DOI: 10.1615/TSFP5
TRANSITION IN MHD CHANNEL FLOW WITH SPANWISE MAGNETIC FIELD
RESUMO
The linear and nonlinear evolution of perturbations is studied in a magnetohydrodynamic channel flow with electrically insulating channel walls in which a strong magnetic field possesses an orientation orthogonal to the stream but parallel to the walls. The basic flow is unaffected by the magnetic field and retains the Poiseuille velocity profile. Linear optimal perturbation and their maximum amplifications over finite time intervals are computed using an iterative scheme based on the direct and adjoint governing equations for the subcritical Reynolds number Re = 5000. The presence of a magnetic field changes the spatial structure of optimal perturbations.

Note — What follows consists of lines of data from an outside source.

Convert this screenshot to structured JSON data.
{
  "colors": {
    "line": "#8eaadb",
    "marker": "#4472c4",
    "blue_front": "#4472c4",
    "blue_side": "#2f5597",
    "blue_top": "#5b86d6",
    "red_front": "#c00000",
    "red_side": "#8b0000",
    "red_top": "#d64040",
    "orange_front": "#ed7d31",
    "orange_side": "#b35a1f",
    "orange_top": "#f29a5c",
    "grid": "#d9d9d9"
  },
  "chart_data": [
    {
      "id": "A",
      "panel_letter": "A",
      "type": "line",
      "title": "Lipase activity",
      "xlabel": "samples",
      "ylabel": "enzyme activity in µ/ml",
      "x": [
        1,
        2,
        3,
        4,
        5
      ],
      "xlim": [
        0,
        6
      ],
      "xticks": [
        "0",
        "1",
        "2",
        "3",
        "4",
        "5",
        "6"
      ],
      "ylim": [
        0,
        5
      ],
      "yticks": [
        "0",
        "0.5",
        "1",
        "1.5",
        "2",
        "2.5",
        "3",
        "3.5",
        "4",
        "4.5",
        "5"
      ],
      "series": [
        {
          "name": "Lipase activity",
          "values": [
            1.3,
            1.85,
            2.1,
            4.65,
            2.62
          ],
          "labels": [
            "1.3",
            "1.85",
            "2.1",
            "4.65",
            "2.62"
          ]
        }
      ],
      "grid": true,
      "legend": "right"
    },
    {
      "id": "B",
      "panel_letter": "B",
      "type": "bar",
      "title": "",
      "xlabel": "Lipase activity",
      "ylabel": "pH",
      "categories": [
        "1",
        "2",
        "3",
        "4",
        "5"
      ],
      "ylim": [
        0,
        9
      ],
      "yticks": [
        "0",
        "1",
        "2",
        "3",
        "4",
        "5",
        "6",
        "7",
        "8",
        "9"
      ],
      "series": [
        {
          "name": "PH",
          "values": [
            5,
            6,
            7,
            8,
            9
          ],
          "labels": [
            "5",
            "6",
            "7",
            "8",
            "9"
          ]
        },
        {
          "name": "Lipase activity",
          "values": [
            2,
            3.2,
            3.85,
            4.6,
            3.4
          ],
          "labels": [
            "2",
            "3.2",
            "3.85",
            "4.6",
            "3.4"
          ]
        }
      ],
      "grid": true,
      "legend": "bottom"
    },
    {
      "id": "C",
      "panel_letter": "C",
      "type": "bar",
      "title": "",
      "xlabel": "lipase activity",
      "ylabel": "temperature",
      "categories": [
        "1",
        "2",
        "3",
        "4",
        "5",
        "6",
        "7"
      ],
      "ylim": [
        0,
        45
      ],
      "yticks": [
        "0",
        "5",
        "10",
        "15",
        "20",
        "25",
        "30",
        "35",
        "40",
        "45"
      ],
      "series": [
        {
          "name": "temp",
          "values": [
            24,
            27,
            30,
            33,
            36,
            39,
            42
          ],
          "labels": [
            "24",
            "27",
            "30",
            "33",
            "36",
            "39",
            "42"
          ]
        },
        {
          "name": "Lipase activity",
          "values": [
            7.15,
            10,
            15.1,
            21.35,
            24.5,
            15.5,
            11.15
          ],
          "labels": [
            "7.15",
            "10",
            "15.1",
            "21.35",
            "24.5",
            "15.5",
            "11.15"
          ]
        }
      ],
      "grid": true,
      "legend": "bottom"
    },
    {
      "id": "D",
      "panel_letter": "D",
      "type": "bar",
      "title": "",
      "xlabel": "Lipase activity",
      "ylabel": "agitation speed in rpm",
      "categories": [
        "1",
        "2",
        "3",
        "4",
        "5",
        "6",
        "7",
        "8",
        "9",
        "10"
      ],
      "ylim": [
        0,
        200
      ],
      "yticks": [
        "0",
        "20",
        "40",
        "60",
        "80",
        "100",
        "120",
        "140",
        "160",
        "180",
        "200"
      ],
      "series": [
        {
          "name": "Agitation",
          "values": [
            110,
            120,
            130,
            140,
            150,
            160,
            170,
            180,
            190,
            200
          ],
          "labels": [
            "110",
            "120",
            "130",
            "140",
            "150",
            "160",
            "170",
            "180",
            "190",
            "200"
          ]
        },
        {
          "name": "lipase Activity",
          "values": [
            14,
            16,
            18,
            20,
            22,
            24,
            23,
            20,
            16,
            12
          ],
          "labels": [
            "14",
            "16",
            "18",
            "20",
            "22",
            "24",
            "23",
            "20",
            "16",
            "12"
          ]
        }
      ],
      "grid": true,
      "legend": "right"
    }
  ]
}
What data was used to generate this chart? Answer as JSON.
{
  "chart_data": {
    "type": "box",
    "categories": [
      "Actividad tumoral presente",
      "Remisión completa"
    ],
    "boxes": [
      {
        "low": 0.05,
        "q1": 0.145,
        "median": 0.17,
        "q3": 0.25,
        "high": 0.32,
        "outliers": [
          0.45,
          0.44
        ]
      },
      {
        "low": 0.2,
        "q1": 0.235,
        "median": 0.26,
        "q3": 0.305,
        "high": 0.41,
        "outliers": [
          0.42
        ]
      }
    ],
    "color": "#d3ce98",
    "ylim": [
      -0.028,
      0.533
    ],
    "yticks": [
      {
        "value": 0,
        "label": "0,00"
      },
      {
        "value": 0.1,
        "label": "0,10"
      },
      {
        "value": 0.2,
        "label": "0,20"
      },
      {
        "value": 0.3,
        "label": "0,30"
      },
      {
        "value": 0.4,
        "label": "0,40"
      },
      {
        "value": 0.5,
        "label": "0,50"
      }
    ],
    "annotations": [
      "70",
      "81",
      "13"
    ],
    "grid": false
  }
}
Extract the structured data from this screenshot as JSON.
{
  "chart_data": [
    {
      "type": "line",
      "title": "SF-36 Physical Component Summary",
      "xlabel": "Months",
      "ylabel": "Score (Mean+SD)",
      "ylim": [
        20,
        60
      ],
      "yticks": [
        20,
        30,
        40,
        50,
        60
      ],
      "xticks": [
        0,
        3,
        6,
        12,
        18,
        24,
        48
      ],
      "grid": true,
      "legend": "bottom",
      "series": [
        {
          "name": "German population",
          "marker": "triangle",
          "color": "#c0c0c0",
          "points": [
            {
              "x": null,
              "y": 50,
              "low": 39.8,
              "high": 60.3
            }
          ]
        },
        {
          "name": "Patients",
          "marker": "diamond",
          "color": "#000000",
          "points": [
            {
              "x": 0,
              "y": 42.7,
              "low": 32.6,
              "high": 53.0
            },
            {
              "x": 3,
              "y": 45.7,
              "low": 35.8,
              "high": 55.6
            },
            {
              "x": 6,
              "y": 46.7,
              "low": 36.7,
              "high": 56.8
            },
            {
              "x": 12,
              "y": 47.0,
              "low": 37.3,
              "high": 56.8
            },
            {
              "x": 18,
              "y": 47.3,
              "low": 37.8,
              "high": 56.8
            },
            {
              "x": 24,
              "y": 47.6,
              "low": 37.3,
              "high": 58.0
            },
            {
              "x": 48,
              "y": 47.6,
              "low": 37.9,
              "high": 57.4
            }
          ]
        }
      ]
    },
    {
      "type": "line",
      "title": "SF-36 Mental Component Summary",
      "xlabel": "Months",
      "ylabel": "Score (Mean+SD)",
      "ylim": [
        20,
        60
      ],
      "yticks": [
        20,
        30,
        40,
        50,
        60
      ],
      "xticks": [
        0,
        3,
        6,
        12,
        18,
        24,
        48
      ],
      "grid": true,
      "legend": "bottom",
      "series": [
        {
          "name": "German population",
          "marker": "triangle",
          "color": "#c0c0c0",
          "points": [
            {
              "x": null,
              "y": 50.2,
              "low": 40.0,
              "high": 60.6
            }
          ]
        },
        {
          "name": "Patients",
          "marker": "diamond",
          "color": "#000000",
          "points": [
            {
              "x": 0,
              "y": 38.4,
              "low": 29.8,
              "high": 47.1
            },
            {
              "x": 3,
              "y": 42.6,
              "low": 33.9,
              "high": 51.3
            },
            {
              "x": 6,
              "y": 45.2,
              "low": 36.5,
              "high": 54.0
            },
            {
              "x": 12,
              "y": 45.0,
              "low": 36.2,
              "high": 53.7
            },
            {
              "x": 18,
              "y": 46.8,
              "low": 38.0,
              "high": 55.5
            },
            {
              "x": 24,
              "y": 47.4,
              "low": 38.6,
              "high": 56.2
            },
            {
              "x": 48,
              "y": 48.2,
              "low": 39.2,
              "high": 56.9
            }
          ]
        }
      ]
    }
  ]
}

As the Hartmann number increases, the optimal modes cease to be the classical streamwise rolls and become oblique rolls with axes at some angle to the direction of the flow. At sufficiently high Hartmann numbers, the optimal perturbations are the purely spanwise Orr modes. For Hartmann numbers in the range from 0 to 100 direct numerical simulations (DNS) are applied to investigate how the transition to turbulence is affected by the magnetic field. Simulations are conducted using the optimal modes as initial values with weak three-dimensional noise added at the maximum amplification time.